SentinelOne Singularity Complete has a legacy API integration to connect my existing log management tool and my endpoint protection tool to interconnect my SOAR and SIEM platforms. This ability to ingest and correlate across my security solutions has been valuable.

SentinelOne Singularity Complete helps with the consolidation of security solutions. Previously, we used multiple products such as Trend Micro and McAfee, and we have consolidated into a single platform with SentinelOne Singularity Complete.

SentinelOne Singularity Complete definitely helps reduce alerts in my case because it has AI functionality that investigates and detects threats. This detect and investigate capability from AI has helped us reduce alerts by almost twenty-five to thirty percent.

SentinelOne Singularity Complete helps reduce mean time to detection as it has an important feature called auto-remediation, which is a one-click rollback that allows us to restore identified files. This feature also helps on the false positive front.

SentinelOne Singularity Complete reduces my mean time to respond and protects my environment, thereby reducing the workload of my engineers and security analysts by at least thirty-five percent.

SentinelOne Singularity Complete helps free up my staff for other projects and tasks because it is easily scalable and managed with a single platform, allowing us to concentrate more on DevSecOps and providing visibility across endpoint, cloud workload protection, and my server environment in one platform.

Purple AI in SentinelOne Singularity Complete is important for data privacy and security as it provides granular level information on where I need to go and fix issues, which helps accelerate my operations for better performance.

The contextual intelligence feature of Purple AI in SentinelOne Singularity Complete helps me get the threat intelligence platform across my environment and allows me to share the advisories with my other platforms as well.

Purple AI amplifies team knowledge as I can use it in the manner of a managed detection and response service, allowing me to create a use case with my existing security analyst in response to alerts or triggering information. This provides me complete visibility across my security landscape.

Purple AI impacts SecOps workflows by providing complete end-to-end visibility across my channels and reducing manpower. The agentic workflows created by AI allow my analysts to have an easier job.

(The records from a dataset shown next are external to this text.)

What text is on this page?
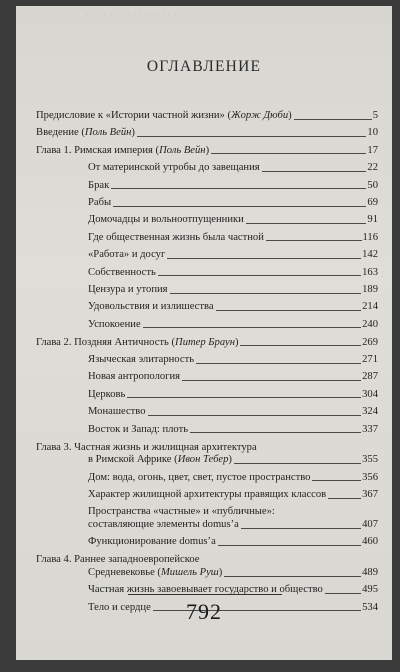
· · · · · · · · · · · · · · · · · ·
ОГЛАВЛЕНИЕ
Предисловие к «Истории частной жизни» (Жорж Дюби)	5
Введение (Поль Вейн)	10
Глава 1. Римская империя (Поль Вейн)	17
От материнской утробы до завещания	22
Брак	50
Рабы	69
Домочадцы и вольноотпущенники	91
Где общественная жизнь была частной	116
«Работа» и досуг	142
Собственность	163
Цензура и утопия	189
Удовольствия и излишества	214
Успокоение	240
Глава 2. Поздняя Античность (Питер Браун)	269
Языческая элитарность	271
Новая антропология	287
Церковь	304
Монашество	324
Восток и Запад: плоть	337
Глава 3. Частная жизнь и жилищная архитектура
в Римской Африке (Ивон Тебер)	355
Дом: вода, огонь, цвет, свет, пустое пространство	356
Характер жилищной архитектуры правящих классов	367
Пространства «частные» и «публичные»:
составляющие элементы domus’a	407
Функционирование domus’a	460
Глава 4. Раннее западноевропейское
Средневековье (Мишель Руш)	489
Частная жизнь завоевывает государство и общество	495
Тело и сердце	534
792
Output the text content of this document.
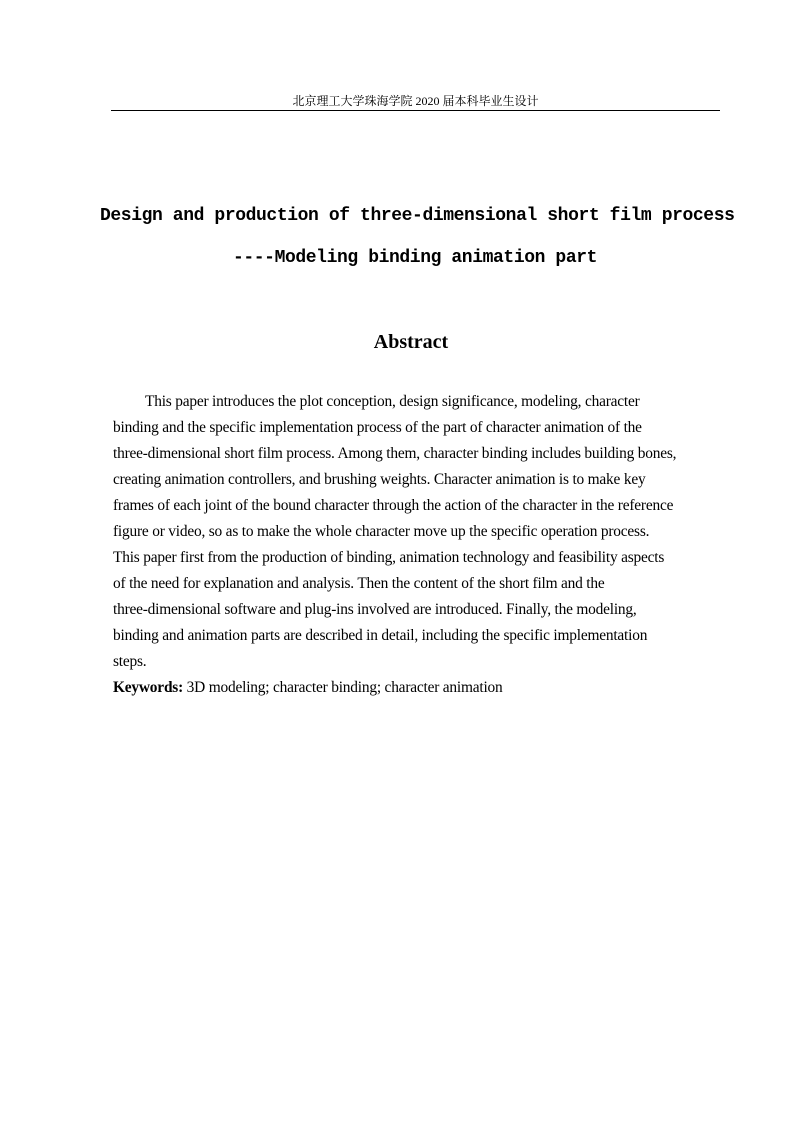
北京理工大学珠海学院 2020 届本科毕业生设计
Design and production of three-dimensional short film process
----Modeling binding animation part
Abstract
This paper introduces the plot conception, design significance, modeling, character
binding and the specific implementation process of the part of character animation of the
three-dimensional short film process. Among them, character binding includes building bones,
creating animation controllers, and brushing weights. Character animation is to make key
frames of each joint of the bound character through the action of the character in the reference
figure or video, so as to make the whole character move up the specific operation process.
This paper first from the production of binding, animation technology and feasibility aspects
of the need for explanation and analysis. Then the content of the short film and the
three-dimensional software and plug-ins involved are introduced. Finally, the modeling,
binding and animation parts are described in detail, including the specific implementation
steps.
Keywords: 3D modeling; character binding; character animation
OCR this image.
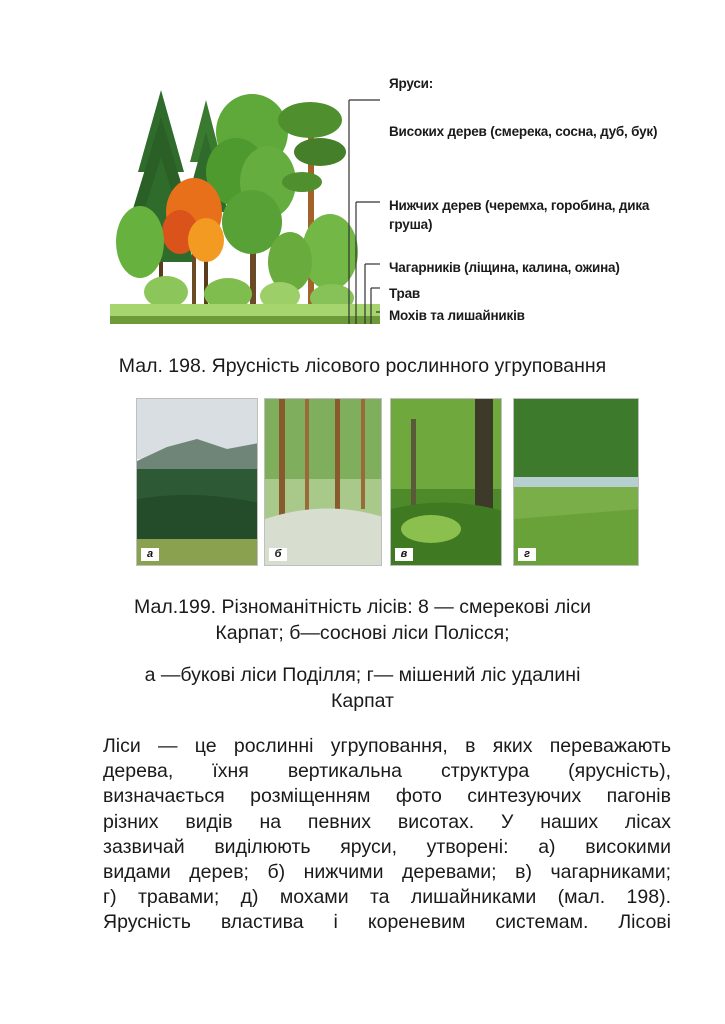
Яруси:
Високих дерев (смерека, сосна, дуб, бук)
Нижчих дерев (черемха, горобина, дика груша)
Чагарників (ліщина, калина, ожина)
Трав
Мохів та лишайників
Мал. 198. Ярусність лісового рослинного угруповання
а	б	в	г
Мал.199. Різноманітність лісів: 8 — смерекові ліси
Карпат; б—соснові ліси Полісся;
а —букові ліси Поділля; г— мішений ліс удалині
Карпат
Ліси — це рослинні угруповання, в яких переважають
дерева, їхня вертикальна структура (ярусність),
визначається розміщенням фото синтезуючих пагонів
різних видів на певних висотах. У наших лісах
зазвичай виділюють яруси, утворені: а) високими
видами дерев; б) нижчими деревами; в) чагарниками;
г) травами; д) мохами та лишайниками (мал. 198).
Ярусність властива і кореневим системам. Лісові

I have encountered an issue related to the alerting mechanism in SentinelOne Singularity Complete. Sometimes I need to depend on one more module to get alert visibility. The alerting mechanism shows alerts on a single page, but I have to navigate to another page to get detailed visibility, which could be improved in the user interface.

I have been using SentinelOne Singularity Complete for two years.

I have never seen any issues such as glitches, downtime, or latency with SentinelOne Singularity Complete.

I do not face any scalability issues with SentinelOne Singularity Complete since it is a SaaS platform.

The technical support for SentinelOne is good. I would give them eight points for support on a scale from zero to ten. To reach ten points, they could improve on threat intelligence and provide faster responses.

SentinelOne Singularity Complete has helped with the consolidation of security solutions. Previously, we used multiple products such as Trend Micro and McAfee, and we have consolidated into a single platform with SentinelOne Singularity Complete.

I find the installation and deployment of SentinelOne Singularity Complete very easy.

The deployment of SentinelOne Singularity Complete was done with a partner.

In terms of return on investment for SentinelOne Singularity Complete, I find it better since I am using the AI platform to reduce manpower costs, which helps with the return on investment.

SentinelOne Singularity Complete is less costly compared to CrowdStrike. From a technical side, I do not see much difference between SentinelOne Singularity Complete and other vendors.